Universe Today
The Hubble Mission Team has been feeding us a steady stream of images from the space telescope that are focused on star formation. The latest image is of Lupus 3, a star-forming region about 500 light-years away. Lupus 3 features bright young stars that have emerged from their gaseous cocoons, and those that are still growing inside of theirs.
Lupus 3 is a dark molecular cloud, also known as a dark nebula. They're called dark clouds because they're so thick they block visible light. It's part of the much larger Lupus Cloud Complex. While previous star-formation images from Hubble focused on high-mass stars and the questions that limit our understanding of them and how they form, the Lupus Clouds are known for forming lower-mass stars.
Lupus 3 presents a striking contrast between its dark regions and its clusters of brilliant young stars. Depending on which wavelength it's being observed in, it appears quite different.
*This image of Lupus 3 comes from the VLT Survey Telescope and the MPG/ESO 2.2-metre telescope. It shows the dark Lupus 3 cloud, as well as a pair of hot young stars named HR 5999 and HR 6000 that have formed in it. Their light has created a blue reflection nebula named Bernes 149. Image Credit: ESO/R. Colombari*
The cloud is known to host dense stellar cores with very high extinction, caused by the thick dust. It's home to different types of young stellar objects (YSO), including the bright T-Tauri stars that dot the image. Research from 2006 showed that Lupus 3 has two distinct populations of T-Tauri stars. An older group ranges from 5 to 27 million years old, while the younger group is only about one million years old. "Half of the identified 1 Myr old stars lie in the tight group of mostly classical T Tauri stars associated with the Lupus 3 dark filament," that research stated.
It indicates that the Lupus association is the result of two separate, spatially separated cores. "A short-lived star formation episode occurs when two flows converge locally at a moderate relative velocity," the authors of the 2006 researchers explain. "Dynamical interaction of gas flows damps the velocity difference, so that the new stars formed in a short burst have similar initial velocities and slowly drift away from the site." That can explain the two distinct age populations.
T-Tauri stars are young, actively-forming stars in a particular stage of development. At this stage, the young stars are less than 10 million years old, yet have cleared out their surrounding gas. They exhibit brightness changes that are both random and periodic. The random ones may be cause by material falling from their accretion disks onto the star. The periodic ones could be caused by sunspots that rotate into and out of view.
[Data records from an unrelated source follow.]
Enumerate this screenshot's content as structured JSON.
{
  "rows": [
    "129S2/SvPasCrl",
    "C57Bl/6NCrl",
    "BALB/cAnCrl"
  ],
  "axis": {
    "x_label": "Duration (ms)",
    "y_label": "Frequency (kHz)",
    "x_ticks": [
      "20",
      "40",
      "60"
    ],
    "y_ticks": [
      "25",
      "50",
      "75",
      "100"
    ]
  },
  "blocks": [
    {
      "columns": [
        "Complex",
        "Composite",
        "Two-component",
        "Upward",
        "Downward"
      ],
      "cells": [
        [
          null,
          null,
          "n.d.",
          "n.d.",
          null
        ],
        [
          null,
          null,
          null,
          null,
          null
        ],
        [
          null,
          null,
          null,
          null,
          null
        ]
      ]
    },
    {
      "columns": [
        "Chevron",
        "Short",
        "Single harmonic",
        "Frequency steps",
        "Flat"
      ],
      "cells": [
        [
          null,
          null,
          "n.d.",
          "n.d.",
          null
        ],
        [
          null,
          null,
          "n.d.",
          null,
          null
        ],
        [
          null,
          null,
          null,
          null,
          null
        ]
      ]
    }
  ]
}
T-Tauri stars are on their way to the main sequence, but won't get there for a while. They've begun contracting, have strong stellar winds and circumstellar disks, but haven't begun hydrogen fusion, the hallmark of a main sequence star. That happens when they become ZAMS, Zero-Age Main Sequence stars. How long it takes a T-Tauri star to reach the main sequence depends on their masses. Higher-mass stars evolve through the pre-main-sequence stages faster than lower-mass stars.
The Lupus 3 dark filament is partly visible in the Hubble image. But in other images, it's more visible and so are some of its stars and other features.
*This zoomed-in image highlights the pair of young stars that create the nebula, and part of the thick dust that makes up Lupus 3. Image Credit: ESO/R. Colombari*
The Hubble image doesn't reveal everything going on in this region. Lupus 3 and the surrounding parts of the Lupus complex contain many features associated with star-formation and young stars, including pre-stellar cores, jets, and circumstellar disks. It even contains Herbig-Haro objects and Herbig Ae/Be Stars, which are sometimes referred to as the missing link in star formation. Lupus 3 has been called "a picture more complex and interesting than the quiescent formation inside dense molecular clouds."